Rhode Island will receive a $1.1 million grant for a five-year study of coyotes to be conducted by the Rhode Island Natural History Survey and The Conservation Agency. The research will look at the changing coyote population, how coyotes interact with people, and the best ways for people and coyotes to co-exist safely in the state’s increasingly urbanized landscape.
The research will be led by Dr. Numi Mitchell of The Conservation Agency’s Narragansett Bay Coyote Study, and will involve partnerships with the University of Rhode Island, Rhode Island Department of Environmental Management (DEM), Roger Williams Park Zoo and CoyoteSmarts.org.
Funding for the project will be provided by DEM’s Division of Fish & Wildlife through the U.S. Fish and Wildlife Service’s Wildlife and Sport Fish Restoration Program. The total project cost, including private matching funds, is $1.5 million. Matching funds will be provided by the project partners as well as by the Prince Charitable Trusts, the Rhode Island Foundation and other funders.
“DEM is pleased to support the RI Natural History Survey, The Conservation Agency and our partners in this important study of Rhode Island’s coyote population,” DEM director Janet Coit said in a press release. “Coyotes that find abundant and easily obtained food resources around neighborhoods may become bold and habituated to human activity, creating situations that are detrimental to the animal and can also put small pets at risk. This project will document how intentional feeding endangers wildlife and residents, and will encourage the public to identify and stop these practices so that Rhode Islanders can co-exist with coyotes and enjoy viewing them from afar.”
The project team will be asking for the public’s help to find coyote “hot spots,” areas where lots of coyotes visit to get food, raise pups and mark territory. Using GPS tracking collars, trail cameras and more traditional tracking techniques, researchers will observe coyotes before and after cleaning up any significant human-provided food resources in the area.
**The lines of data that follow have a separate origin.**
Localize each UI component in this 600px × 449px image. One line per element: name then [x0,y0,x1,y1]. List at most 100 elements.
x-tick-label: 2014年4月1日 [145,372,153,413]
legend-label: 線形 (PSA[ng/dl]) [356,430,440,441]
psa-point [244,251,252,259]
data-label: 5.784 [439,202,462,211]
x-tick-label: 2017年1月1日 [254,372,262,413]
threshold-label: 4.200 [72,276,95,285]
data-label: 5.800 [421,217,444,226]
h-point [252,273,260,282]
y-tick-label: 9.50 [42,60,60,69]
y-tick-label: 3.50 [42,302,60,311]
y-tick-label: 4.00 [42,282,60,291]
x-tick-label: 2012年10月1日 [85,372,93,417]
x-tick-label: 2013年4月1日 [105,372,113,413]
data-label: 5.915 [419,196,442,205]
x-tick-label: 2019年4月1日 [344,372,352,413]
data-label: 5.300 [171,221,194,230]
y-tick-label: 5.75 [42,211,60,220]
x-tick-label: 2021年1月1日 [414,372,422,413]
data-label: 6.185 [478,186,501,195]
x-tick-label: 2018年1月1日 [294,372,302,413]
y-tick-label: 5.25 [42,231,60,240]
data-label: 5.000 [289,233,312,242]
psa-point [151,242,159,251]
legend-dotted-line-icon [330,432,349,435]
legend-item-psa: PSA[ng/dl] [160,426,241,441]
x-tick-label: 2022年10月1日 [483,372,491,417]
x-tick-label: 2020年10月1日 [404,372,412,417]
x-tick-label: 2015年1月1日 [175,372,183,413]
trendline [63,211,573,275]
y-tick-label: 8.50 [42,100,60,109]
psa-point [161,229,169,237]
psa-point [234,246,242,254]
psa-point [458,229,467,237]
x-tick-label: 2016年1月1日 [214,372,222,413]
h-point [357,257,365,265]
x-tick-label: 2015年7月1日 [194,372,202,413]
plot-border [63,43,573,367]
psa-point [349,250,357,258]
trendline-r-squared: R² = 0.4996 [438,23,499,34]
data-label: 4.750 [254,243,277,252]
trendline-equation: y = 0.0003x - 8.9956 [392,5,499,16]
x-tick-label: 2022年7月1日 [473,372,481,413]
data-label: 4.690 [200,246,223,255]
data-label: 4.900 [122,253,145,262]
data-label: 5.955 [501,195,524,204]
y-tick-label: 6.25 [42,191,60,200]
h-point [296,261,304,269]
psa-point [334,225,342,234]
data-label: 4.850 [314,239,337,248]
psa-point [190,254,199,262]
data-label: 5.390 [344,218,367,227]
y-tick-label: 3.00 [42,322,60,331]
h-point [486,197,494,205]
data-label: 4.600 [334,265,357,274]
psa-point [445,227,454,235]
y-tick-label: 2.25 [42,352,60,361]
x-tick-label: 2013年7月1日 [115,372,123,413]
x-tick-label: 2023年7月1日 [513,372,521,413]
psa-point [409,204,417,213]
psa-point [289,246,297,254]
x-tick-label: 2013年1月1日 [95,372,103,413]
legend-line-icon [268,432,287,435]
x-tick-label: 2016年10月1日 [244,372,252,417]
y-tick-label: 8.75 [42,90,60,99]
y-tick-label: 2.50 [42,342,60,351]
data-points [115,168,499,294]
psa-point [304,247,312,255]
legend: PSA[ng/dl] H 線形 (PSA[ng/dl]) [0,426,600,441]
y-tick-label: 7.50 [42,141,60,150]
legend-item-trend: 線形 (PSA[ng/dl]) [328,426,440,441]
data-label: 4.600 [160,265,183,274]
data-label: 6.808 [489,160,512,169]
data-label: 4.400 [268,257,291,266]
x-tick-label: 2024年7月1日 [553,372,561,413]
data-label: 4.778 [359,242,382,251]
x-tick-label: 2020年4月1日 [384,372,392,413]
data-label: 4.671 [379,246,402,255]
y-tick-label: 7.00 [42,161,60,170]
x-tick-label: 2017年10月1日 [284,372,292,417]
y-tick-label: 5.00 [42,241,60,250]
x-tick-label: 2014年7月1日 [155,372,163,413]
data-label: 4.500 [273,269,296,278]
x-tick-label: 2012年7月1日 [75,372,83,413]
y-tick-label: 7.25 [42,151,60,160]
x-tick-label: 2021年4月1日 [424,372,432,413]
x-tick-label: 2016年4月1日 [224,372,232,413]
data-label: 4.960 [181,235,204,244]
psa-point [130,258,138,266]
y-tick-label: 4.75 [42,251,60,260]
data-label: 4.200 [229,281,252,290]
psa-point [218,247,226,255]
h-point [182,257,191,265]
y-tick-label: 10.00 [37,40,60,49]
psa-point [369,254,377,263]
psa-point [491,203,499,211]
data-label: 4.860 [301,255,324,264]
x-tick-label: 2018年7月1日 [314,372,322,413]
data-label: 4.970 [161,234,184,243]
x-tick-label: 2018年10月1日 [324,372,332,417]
Researchers will track two coyotes in each hot spot for up to a year.
Residents, as well as town and state officials, will also be enlisted to help report and clean up food subsidies around each study site so researchers can look for changes in coyote behavior and population density. Residents can share that information regarding hot spots by using an interactive map at the project’s website, which is the conservationagency.org.
As part of the study, T.J. Mc- Greevy, research assistant professor of Natural Resources Science at URI, will carry out genetic analysis of the coyote population. Volunteers will collect coyote scat at hot spots for DNA fingerprinting. This will help identify the number of coyotes in a pack and the genetic relationships among packs across the state. Scat analysis will also help researchers learn about coyotes diet from place to place and at different seasons.
Roger Williams Park Zoo will also be participating in the project. “Our goal at the zoo is to provide a clear understanding to the public on the relationship between urban wildlife and the human population,” said Lou Perrotti, the zoo’s director of conservation programs, in a press release. “We want adults and children to understand the personality of the coyote so they can learn to respect and understand this animal, and realize that coyotes are not pests but in fact play a valuable ecological role. We hope that the information we provide will give folks the tools to observe and not engage with any coyote they see in their neighborhoods or parks.”
Mitchell has been studying coyotes on Aquidneck Island and in Jamestown for more than 14 years. Her research suggests that coyotes and humans can co-exist safely in even densely developed neighborhoods as long as coyotes do not come to associate humans with food.
This grant allows Mitchell to expand her research, conducting the first controlled food-removal experiments across Rhode Island. She will also test her theory on the mainland in different habitats than occur on the islands and where coyote movements are not restricted by shorelines on all sides.
“The Natural History Survey was created to facilitate projects like this, with diverse partners, complex funding, and an application of science to real-world problems,” said Survey executive director David Gregg. “The insights we’ll gain and the connections we’ll make in the course of this research will materially improve our understanding of the world around us.”